Pelo menos uma boa notícia para o atribulado presidente do Chile, Sebastián Piñera: ele se livrou de duas ações de impeachment que pesavam sobre sua cabeça. Na terça-feira 16, o Senado rejeitou os dois processos, ambos relativos a informações sobre Piñera, um dos homens mais ricos do país, contidas nos Pandora Papers, um conjunto de documentos reveladores sobre os recursos dos muito ricos do mundo (alguns deles para fugir do pagamento de impostos por meio de contas e empresas em paraísos fiscais). Nem por isso o presidente pode respirar aliviado. Com a própria popularidade em ruínas, mais de 60% dos chilenos eram a favor do impedimento, ele viu seu candidato também desmoronar nas pesquisas de intenção de votos para a eleição de domingo 21. Nelas, o primeiro e o segundo lugares eram de dois outsiders do tipo que anuncia ser contra “tudo isso que está aí” — mais uma prova de que os chilenos estão fartos dos políticos tradicionais.

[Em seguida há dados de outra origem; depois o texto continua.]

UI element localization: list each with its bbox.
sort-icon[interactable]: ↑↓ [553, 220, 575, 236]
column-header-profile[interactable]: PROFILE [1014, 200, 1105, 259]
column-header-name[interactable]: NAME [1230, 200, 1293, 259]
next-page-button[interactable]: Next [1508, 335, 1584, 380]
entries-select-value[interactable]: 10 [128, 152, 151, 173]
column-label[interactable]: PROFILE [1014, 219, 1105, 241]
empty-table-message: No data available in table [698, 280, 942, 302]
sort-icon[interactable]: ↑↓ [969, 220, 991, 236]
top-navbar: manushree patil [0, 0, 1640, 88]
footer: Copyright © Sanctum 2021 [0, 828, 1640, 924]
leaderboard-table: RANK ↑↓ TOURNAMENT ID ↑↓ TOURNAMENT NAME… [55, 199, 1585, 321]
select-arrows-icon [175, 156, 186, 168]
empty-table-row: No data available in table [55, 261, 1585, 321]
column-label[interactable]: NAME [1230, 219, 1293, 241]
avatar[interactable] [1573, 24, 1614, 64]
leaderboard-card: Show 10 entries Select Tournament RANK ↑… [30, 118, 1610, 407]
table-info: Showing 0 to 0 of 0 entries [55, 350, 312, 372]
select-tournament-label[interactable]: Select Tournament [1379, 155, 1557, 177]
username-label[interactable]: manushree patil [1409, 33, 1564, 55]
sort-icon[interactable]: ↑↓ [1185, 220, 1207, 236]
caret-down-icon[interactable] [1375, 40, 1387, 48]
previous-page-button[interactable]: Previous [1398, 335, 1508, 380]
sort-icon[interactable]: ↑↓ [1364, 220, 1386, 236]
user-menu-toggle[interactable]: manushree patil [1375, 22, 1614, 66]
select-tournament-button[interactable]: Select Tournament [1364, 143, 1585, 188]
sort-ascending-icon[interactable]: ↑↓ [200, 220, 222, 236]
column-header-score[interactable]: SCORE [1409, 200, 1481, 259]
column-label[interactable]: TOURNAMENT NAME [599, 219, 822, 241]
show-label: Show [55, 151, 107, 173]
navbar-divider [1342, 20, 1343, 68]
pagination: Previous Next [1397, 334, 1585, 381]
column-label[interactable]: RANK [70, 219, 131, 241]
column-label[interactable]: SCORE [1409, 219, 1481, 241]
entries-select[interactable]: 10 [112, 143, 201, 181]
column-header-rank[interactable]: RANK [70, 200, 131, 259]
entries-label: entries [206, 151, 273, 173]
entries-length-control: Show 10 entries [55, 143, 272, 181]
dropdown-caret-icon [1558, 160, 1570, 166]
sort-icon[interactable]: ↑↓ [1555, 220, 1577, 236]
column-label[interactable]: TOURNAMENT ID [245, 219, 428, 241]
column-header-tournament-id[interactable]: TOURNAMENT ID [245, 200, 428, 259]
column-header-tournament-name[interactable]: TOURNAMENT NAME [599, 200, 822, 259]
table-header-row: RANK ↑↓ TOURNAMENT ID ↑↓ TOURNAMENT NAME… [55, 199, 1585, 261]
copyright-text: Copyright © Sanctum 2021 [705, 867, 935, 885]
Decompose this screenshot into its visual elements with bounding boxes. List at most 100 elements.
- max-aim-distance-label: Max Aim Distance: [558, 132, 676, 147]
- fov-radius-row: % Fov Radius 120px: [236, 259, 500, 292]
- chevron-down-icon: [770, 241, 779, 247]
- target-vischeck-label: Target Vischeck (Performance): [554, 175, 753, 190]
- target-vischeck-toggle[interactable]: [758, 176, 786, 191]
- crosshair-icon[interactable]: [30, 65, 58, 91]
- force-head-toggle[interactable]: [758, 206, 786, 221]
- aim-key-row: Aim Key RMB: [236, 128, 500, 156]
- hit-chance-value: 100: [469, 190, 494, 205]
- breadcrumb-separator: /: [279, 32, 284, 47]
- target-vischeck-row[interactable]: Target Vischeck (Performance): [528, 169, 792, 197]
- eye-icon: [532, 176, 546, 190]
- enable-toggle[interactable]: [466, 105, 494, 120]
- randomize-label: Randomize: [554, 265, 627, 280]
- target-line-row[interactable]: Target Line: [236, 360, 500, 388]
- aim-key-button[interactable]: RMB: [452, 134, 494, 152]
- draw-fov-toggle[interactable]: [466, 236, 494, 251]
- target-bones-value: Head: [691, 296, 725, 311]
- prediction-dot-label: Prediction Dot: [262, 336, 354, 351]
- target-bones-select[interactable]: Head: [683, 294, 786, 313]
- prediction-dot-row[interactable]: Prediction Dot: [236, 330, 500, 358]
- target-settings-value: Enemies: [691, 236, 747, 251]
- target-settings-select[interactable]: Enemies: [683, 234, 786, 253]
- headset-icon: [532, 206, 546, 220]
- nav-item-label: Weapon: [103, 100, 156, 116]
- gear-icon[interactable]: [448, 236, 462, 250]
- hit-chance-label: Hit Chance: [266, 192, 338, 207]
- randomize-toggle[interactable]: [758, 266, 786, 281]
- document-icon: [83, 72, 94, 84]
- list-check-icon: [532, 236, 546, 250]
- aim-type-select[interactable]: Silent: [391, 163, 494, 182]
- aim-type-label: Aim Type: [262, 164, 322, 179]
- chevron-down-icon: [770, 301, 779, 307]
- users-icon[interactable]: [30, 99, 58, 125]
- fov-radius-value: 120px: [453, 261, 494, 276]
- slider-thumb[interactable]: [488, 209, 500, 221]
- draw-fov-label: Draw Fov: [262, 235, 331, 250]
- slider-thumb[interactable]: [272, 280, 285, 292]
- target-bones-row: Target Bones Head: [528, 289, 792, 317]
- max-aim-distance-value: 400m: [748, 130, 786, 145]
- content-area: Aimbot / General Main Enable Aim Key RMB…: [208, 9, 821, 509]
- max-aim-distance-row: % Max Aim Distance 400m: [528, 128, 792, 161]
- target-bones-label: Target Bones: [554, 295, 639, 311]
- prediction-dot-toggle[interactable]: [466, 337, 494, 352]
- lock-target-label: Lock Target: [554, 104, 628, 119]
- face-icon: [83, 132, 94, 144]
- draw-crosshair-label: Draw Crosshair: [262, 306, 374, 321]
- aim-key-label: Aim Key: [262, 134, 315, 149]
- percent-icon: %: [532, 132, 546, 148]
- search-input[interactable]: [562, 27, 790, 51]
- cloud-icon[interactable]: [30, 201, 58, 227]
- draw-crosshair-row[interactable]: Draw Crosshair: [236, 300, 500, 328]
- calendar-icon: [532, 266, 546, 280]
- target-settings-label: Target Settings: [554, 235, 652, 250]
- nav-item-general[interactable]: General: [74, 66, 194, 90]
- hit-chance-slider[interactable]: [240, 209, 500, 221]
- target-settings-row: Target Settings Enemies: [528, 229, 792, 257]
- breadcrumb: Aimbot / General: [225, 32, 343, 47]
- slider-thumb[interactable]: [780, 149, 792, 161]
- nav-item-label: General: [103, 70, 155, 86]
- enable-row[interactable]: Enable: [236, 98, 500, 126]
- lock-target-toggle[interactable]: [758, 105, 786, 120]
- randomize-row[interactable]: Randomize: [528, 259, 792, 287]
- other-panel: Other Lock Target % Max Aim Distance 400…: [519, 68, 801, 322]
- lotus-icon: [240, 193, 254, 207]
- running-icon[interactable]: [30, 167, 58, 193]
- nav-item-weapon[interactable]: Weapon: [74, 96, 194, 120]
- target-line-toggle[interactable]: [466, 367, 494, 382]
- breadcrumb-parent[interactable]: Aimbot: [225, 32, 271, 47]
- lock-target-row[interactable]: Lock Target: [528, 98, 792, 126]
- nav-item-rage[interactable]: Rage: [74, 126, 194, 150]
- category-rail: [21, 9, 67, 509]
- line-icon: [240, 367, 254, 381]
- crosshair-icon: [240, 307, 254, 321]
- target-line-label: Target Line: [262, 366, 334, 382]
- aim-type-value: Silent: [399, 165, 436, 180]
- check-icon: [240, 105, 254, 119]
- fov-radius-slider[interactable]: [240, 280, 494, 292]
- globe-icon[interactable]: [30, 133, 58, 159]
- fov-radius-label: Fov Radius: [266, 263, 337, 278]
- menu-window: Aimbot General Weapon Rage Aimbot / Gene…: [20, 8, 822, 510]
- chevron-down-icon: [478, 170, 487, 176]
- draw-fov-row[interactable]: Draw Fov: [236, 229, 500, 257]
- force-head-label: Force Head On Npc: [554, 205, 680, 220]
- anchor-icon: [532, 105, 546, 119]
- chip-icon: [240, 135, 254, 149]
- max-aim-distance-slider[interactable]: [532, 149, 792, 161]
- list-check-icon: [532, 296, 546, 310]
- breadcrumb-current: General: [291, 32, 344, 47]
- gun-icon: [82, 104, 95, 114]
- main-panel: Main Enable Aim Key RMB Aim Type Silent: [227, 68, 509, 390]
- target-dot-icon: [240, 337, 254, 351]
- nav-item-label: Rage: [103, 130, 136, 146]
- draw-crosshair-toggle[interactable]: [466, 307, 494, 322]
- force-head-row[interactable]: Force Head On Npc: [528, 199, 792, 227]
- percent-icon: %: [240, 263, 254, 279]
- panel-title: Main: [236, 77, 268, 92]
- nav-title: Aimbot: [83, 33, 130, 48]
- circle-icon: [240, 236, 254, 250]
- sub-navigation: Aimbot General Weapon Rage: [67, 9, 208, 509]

A eleição presidencial e parlamentar de domingo será a primeira desde a revolta popular que estremeceu o Chile de ponta a ponta ao longo de 2019 e começo de 2020 (só foi contida pela pandemia), com protestos diários nas ruas contra, principalmente, o desnível social solidificado durante décadas por uma Constituição dos tempos de Augusto Pinochet. A inação, tanto do Executivo quanto do Legislativo, para reduzir a desigualdade minou de vez o já abalado prestígio dos políticos tradicionais — a questão é que a emenda pode sair pior que o soneto. O espaço aberto pela insatisfação geral está sendo ocupado por partidos nanicos. O primeiro colocado nas pesquisas, com 25%, é Antonio Kast, ex-deputado que concorre pela coalizão Pulso Ciudadano, de extrema direita. Dado a arroubos verborrágicos comparáveis aos de Donald Trump, Kast defende a construção de valas na fronteira para impedir a entrada de imigrantes venezuelanos e tece elogios ao ditador Pinochet. Em segundo, com 19%, aparece o barbudo Gabriel Boric, 35 anos, ex-líder estudantil, agora deputado constituinte, que se candidata pela Convergência Social, de esquerda. Boric é ferrenho defensor da taxação das grandes fortunas, que, segundo ele, geraria recursos equivalentes a 4% do PIB. “A mediocridade de nossos líderes levou a uma degradação do debate nacional”, diz Marta Lagos, economista da consultoria especializada em política Latinobarómetro.
Enquanto a Constituinte fez emergir uma nova geração de representantes da centro-esquerda, favorável à ampliação de serviços básicos como saúde e previdência social, as pesquisas mostram agora um movimento inverso na direção da direita, que os especialistas atribuem, em parte, à reticência da classe média diante da violência dos protestos de rua, e, em parte, aos efeitos da grande massa de imigrantes venezuelanos que chega ao país. “A sensação de anarquia costuma beneficiar aqueles que se apresentam como defensores da ordem”, diz Mauricio Morales, analista político da Universidade de Talca. De agosto para cá, enquanto o apoio a Kast triplicou, o candidato de Piñera, o xará Sebastián Sichel, caiu de 24% para 8%. De qualquer forma, prevê- se que o comparecimento às urnas — que não passou de 43% na Constituinte em maio — seja pequeno novamente, e ao que tudo indica os dois mais votados irão para o segundo turno em dezembro.
Do outro lado da Cordilheira dos Andes, a insatisfação também deu o tom nas eleições na Argentina de parte do Legislativo. O presidente Alberto Fernández perdeu o controle do Senado e amargou a maior derrota de um governo peronista desde a volta da democracia, em 1983 (podia ter sido pior: por pouco não perdeu a Câmara). Também foi histórica a baixa participação — 71% — do combativo eleitorado argentino. De novo, aí um outsider aproveitou o vácuo: Javier Milei, misto de economista, radialista e comediante, elegeu a si mesmo e mais quatro candidatos de sua coalizão de extrema direita, que, com 17% dos votos, se tornou a terceira força política do país. Líder de um movimento “liberal libertário”, o “Bolsonaro argentino” já avisou que vai disputar a Presidência em 2023. O resultado das urnas, acima de tudo, foi uma clara mensagem de desagrado da população com o atroz desempenho da economia. Em outubro, a inflação passou de 42%, só perdendo no continente para a insolvente Venezuela. Mais de 40% dos 45 milhões de argentinos estão na pobreza e o desemprego bate em 10%. Na Argentina, como no Chile e em boa parte da América do Sul, a população dá mostras de que não aguenta mais. O problema é na hora de escolher quem vai resolver a situação. Em geral, acabam optando mal.